Heute früh hat mir Kai bestätigt, dass es sich um eine solche  Vigenére-Autokey-Verschlüsselung handelt. Heute Abend habe ich mich dann mit dem "Willen zum Entschlüsseln" daran gemacht. In der englischen Wikipedia habe ich eine gute Anleitung für einen Angriff mit vermutetem Inhalt gefunden. Ich probierte viele Worte durch (Kilimanjaro, ein, die, Jan, diese, ...) - aber ich hatte keinen Erfolg. Im Internet fand ich eine andere Anleitung, die auch ein Skript in der Sprache Python enthielt. Dieses Skript brachte ich zum Laufen - allerdings mit englischen Statistiken über Buchstabenverteilungen. Trotzdem zeigte die Ausgabe in Zeile 11 fast deutschen Text an:
Die Buchstabenfolge "noch nic" sprach mich an, denn so etwas wie "Du bist noch nicht fertig" konnte ich mir bei Kai und Nathalie gut vorstellen.

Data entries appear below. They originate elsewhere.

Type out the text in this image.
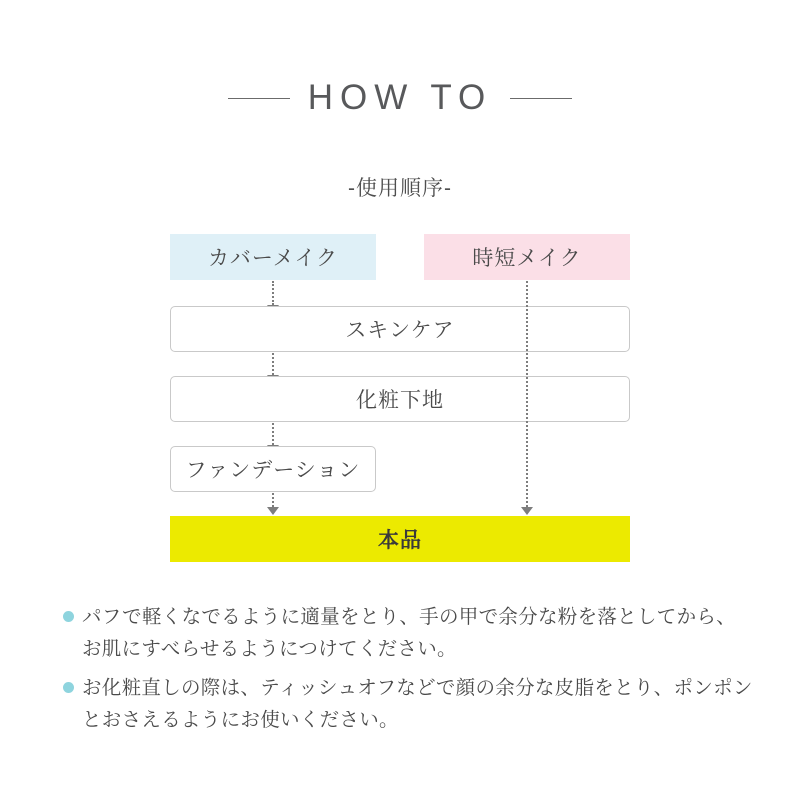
HOW TO
-使用順序-
カバーメイク	時短メイク
スキンケア
化粧下地
ファンデーション
本品
パフで軽くなでるように適量をとり、手の甲で余分な粉を落としてから、お肌にすべらせるようにつけてください。
お化粧直しの際は、ティッシュオフなどで顔の余分な皮脂をとり、ポンポンとおさえるようにお使いください。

Mit diesen vermuteten Worten aus der Originalmessage fiel mir die Entschlüsselung leicht und binnen 5 Minuten hatte ich folgenden Text:

ES IST ALLERHOECHSTE ZEIT ZU GEHEN UND ICH TUE GUT DARAN MICH NOCH NICHT IN FALSCHER SICHERHEIT ZU WAEHNEN

Na toll, das sieht so aus, als ob ich mit dem Buchstabenrätsel noch nicht durch bin. Den Zwischenerfolg habe ich aber schon mal an Kai gemailt - weil ich mich eben noch nicht in Sicherheit wähnte. Ich rätselte jetzt weiter an der Bedeutung der Verteilung der Klein- und Großbuchstaben herum - bis von Kai eine Antwort kam, dass ich das Buchstabenrätsel doch schon gelöst und den Text gefunden hätte. Und dann war es klar: Auf Seite 91 des Buches stand genau diese Text-Passage. Beschrieben wurde dort der Moment vor dem Abstieg vom Uhuru Peak, dem Gipfel des Kilimanjaro. Jetzt weiß ich, wo ich die Zahlen von der Glückwunschkarte anwenden soll!

Anmerkungen:
Dieser Eintrag wurde nacherfasst am 4.1.2018.
Ich musste eine ältere Python-Umgebung herunterladen und installieren, um das Skript zum Laufen zu bekommen.